The cost of environmental compliance
The EU’s Phare and ISPA programmes, finance from the European Bank for Reconstruction and Development and other IFIs have all made considerable investments in
environmental infrastructure and administration. There is, however, still a lot of work to do. Original estimates of the costs for the Eastern European accession countries to comply with EU environmental regulations were estimated at e80-110bn. These estimates excluded operating and maintenance costs and also administrative costs.
At present approximately 20% of the e3bn of accession assistance every year is spent on environmental projects. Post 1 May, structural assistance to the new Member States will be around e22bn/year. Environmental investments have been predicted to increase threefold via the Cohesion Fund and Structural Funds, although experience with environmental investments from these funds in existing Member States raises questions as to how fast and how effective these investments will be.

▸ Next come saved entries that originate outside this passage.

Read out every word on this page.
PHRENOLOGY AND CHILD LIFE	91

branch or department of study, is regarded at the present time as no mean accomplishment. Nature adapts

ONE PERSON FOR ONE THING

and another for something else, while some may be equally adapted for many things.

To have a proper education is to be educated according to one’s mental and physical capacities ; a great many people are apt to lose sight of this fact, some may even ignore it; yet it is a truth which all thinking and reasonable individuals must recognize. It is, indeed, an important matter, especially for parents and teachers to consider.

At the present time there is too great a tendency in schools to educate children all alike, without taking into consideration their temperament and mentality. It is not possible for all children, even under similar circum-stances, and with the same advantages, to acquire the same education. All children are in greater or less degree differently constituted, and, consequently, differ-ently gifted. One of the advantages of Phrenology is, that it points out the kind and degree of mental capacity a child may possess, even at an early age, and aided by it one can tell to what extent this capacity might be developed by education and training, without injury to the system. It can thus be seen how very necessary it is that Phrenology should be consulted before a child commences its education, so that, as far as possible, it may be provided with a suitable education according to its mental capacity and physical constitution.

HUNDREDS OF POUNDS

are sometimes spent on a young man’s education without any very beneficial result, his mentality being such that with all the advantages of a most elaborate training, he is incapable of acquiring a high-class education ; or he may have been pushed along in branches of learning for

The figure of 2-3% of GDP per annum is usually offered as the level of spending required by the new Member States to ensure full implementation of EU environmental legislation. Current investment ranges between 0.6 to 3%. Different countries also have different investment requirements with differentials of 2-10% of GDP. This is clearly a challenge, one that some of the states are having trouble grappling with. While things may have changed for the better in some areas the overall message is quite clear – it is going to be long haul.
The key issues for businesses wishing to invest in the new Member States or to sell environment goods and services in them are quite clear. Knowledge and awareness of the requirements of EU legislation in terms of implementation and enforcement are still at a low level, especially as far as regional and local administrations are concerned.
EU 15 companies operating in the new Member States will have rather different relationships with the permitting authorities than they are used to – less open and probably requiring relationships with a number of organisations with little integration of permitting requirements.
Environmental management systems and other non-legislation based tools are not widely understood. There is a substantial market for environmental goods and services (as recognised by DTI, the EIC and others in the UK) which British companies should take advantage of.
Concerns have been raised about the creation of a “two speed” Europe in terms of environmental regulation and the effects this could have on businesses in the EU-15 and on the future development and implementation of EU
environmental and sustainable development policies.
The Commission is adamant that the new Member States will not be able to dump products produced under lower environmental standards. Existing Member States will be watching very carefully to see that this does not occur.
NGOs such as the European Environmental Bureau (EEB) have voiced concerns that the enlargement of the European Union will lead to a slowing down of EU environmental and sustainable development policies. The jury is still out on whether this will be the case. Even in the EU-15 the speed of adoption of environmental regulations varies enormously between Member States and the level of infringement proceedings for non-implementation of environmental legislation is very high. It is difficult to see that the EU 25 will be any less prone to such problems.